Some Jews are concerned that Lithuania has yet to confront its own role in the Shoah.

“Relations have to be promoted within a context that is based on mutual respect and respect for historical truth,” said Jonathan Brent, the executive director of the YIVO Institute for Jewish Research, which was founded in prewar Lithuania. “Everywhere you go searching for the truth, the truth cannot be found without conflict.”

On the flipside, many Lithuanians say Jews focus too much on the Holocaust.

Three years ago, during negotiations over Holocaust compensation between the Lithuanian government and the Jewish community, a Lithuanian tabloid ran a cover featuring an oversized Jewish official from the United States demanding money from a miniaturized Lithuanian prime minister. “Give it now!” screamed the headline.

The president of a Lithuanian museum in Chicago, Stanley Balzekas Jr., said Jews should not take Lithuanian anti-Semitic inclinations “personally.”

“The Jewish leaders have to be sensitive,” he said. “The terrible consequences that happened with the Holocaust aren’t going to go away. That shouldn’t be forgotten. But it shouldn’t cloud the future.”

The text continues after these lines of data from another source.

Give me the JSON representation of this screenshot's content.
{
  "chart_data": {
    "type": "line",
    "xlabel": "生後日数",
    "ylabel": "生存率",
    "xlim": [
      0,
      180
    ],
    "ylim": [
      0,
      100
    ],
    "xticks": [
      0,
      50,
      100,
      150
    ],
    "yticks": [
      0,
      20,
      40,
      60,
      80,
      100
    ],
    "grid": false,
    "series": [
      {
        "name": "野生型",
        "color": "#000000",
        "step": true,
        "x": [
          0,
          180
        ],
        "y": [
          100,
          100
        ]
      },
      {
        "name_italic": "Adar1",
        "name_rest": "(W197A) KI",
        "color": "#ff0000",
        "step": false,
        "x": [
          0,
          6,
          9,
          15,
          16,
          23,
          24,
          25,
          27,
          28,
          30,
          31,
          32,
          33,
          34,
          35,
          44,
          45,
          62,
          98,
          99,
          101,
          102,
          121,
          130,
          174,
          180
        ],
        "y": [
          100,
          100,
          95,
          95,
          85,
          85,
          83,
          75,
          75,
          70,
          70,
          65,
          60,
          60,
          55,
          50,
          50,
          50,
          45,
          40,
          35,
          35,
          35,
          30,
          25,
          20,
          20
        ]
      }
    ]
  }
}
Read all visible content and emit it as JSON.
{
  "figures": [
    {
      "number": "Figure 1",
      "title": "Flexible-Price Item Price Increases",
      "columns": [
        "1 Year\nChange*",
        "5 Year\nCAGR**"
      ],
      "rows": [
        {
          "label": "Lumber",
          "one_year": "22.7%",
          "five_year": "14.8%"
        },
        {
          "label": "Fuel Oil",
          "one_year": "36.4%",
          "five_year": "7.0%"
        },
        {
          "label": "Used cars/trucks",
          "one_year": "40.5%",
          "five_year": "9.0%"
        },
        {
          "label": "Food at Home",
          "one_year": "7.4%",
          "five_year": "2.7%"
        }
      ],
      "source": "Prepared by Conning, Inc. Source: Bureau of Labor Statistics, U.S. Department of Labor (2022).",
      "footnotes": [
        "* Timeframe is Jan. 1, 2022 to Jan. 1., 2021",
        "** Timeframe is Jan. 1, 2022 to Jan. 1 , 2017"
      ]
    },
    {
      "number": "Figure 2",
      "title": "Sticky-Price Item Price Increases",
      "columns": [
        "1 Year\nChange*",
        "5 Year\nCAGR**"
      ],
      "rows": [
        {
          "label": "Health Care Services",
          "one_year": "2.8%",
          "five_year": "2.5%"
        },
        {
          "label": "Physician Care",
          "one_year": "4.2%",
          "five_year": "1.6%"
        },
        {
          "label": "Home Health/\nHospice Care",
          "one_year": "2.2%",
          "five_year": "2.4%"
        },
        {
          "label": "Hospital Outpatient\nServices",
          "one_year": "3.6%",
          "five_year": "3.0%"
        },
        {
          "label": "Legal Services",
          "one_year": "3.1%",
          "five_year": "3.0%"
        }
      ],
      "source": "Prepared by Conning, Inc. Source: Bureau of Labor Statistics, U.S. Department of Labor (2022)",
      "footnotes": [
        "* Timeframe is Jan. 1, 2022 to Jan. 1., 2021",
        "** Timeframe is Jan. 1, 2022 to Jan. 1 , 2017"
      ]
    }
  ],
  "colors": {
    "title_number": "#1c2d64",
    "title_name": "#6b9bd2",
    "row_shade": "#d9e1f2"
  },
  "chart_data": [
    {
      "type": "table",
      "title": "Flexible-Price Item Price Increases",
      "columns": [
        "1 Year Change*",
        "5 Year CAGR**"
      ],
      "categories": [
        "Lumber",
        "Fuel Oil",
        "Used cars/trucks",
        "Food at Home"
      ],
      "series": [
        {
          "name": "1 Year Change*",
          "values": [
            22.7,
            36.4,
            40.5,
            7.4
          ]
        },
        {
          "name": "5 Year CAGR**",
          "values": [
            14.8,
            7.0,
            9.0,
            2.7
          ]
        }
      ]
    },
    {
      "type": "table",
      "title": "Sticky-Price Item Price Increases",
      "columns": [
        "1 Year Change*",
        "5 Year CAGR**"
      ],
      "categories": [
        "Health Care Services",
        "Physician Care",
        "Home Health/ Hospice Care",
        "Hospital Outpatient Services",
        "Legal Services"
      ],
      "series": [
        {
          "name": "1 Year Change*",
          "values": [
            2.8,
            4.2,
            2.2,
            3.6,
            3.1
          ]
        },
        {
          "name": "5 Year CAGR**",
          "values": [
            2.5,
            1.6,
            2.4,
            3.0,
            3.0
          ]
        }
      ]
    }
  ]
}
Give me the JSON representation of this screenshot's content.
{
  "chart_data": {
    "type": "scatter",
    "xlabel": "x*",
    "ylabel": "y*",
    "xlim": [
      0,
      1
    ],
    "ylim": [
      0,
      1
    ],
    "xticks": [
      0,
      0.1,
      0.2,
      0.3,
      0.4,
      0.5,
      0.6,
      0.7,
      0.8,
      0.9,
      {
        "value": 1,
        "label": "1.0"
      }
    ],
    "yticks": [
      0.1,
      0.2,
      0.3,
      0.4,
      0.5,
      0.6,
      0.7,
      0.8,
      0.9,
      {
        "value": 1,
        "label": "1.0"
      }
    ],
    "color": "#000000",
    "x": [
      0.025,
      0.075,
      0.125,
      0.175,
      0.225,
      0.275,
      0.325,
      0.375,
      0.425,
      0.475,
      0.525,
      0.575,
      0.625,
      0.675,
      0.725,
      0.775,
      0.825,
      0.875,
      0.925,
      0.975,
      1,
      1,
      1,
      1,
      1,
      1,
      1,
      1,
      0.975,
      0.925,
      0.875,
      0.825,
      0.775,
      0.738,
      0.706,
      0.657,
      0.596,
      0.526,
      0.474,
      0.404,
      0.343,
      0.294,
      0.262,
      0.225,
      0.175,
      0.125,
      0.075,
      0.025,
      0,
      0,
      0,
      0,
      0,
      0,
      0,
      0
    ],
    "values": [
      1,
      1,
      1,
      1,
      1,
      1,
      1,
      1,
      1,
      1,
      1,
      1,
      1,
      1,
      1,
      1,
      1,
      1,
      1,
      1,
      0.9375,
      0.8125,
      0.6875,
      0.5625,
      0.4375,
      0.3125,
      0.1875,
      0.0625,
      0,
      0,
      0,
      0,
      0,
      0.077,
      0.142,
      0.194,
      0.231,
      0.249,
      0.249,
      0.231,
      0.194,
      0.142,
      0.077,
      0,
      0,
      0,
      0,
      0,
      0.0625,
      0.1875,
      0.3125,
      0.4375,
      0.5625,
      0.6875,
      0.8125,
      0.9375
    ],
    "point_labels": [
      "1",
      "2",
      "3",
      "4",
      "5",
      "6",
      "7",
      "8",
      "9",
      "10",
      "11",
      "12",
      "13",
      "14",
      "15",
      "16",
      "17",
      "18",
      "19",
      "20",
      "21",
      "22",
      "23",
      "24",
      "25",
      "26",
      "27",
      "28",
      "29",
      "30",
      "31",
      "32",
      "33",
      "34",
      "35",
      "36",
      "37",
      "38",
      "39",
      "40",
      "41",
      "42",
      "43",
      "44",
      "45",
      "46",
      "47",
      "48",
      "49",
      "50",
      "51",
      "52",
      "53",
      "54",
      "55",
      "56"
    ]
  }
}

Harley Felstein, a Jew with Lithuanian roots who lives in Washington, wants to focus on positive aspects of Lithuanian-Jewish history. Last fall, he launched a campaign called the Sunflower Project to promote Lithuanian-Jewish events in the United States and organized Jewish trips to Lithuania, including exchanges of high school students between Israel and Lithuania.

Felstein recently convened a group of Lithuanian and Jewish community leaders for a discussion in Chicago focused on improving ties.

“If you’re going to do a reconnection between the Lithuanian and the Jewish people, you don’t want to enter into the situation through conflict,” Felstein said. “You want to do it through learning and nurturing. If our project is successful, there won’t be any negativity left.”

The idea for the project was born when Felstein’s 16-year-old, Benjamin, traveled to Lithuania in 2010, found Jewish cemeteries in disrepair, and sent photos to his father. Felstein, who works for a cemetery as a funeral counselor, was inspired.

“We want to reconnect the Jewish world back with the Lithuanian people,” Felstein said. “If we don’t take action now, the next generation won’t have that information available to them. Our time with survivors who have that linkage is limited.”

Lithuania has a rich Jewish history. The country’s capital — Vilnius, known to Jews as Vilna — was the center of non-chasidic Orthodox Jewish life in Eastern Europe, home to the original YIVO and the hometown of Rabbi Eliyahu ben Shlomo Zalman Kramer, the 18th-century Jewish sage known as the Vilna Gaon.

Today, only about 3,000 Jews live in Lithuania.

In recent years, ties between Lithuania and Israel have been improving. Between 2009 and 2011, Israeli and Lithuanian diplomats visited each other 20 times. Last year, Lithuania designated 2011 as the year of commemorating the Shoah. And last month’s compensation decision will send a portion of the $50 million to support the upkeep of Jewish heritage sites in Lithuania, including cemeteries and synagogues.

The Lithuanian ambassador to the United States, Žygimantas Pavilionis, said he believes that differences between the communities will dissipate as Lithuania, which has been independent for about 20 years, moves away from the anti-Semitic legacy of the Soviet Union.

Just as it took countries in Western Europe decades to examine their roles in the genocide of the Jews, so too it will take time in Lithuania, Pavolonis said. “It took some time to build from scratch, from the distortion of reality,” he said.

Already, Pavilionis said, the Lithuanian government is training teachers to educate schoolchildren about the Holocaust.

Alexander Domanskis, past president of the Lithuanian World Center in Chicago, said Lithuanians should learn about the Holocaust. “I’m agonized because this is part of my own tradition,” he said. “This is not Lithuania as a people.”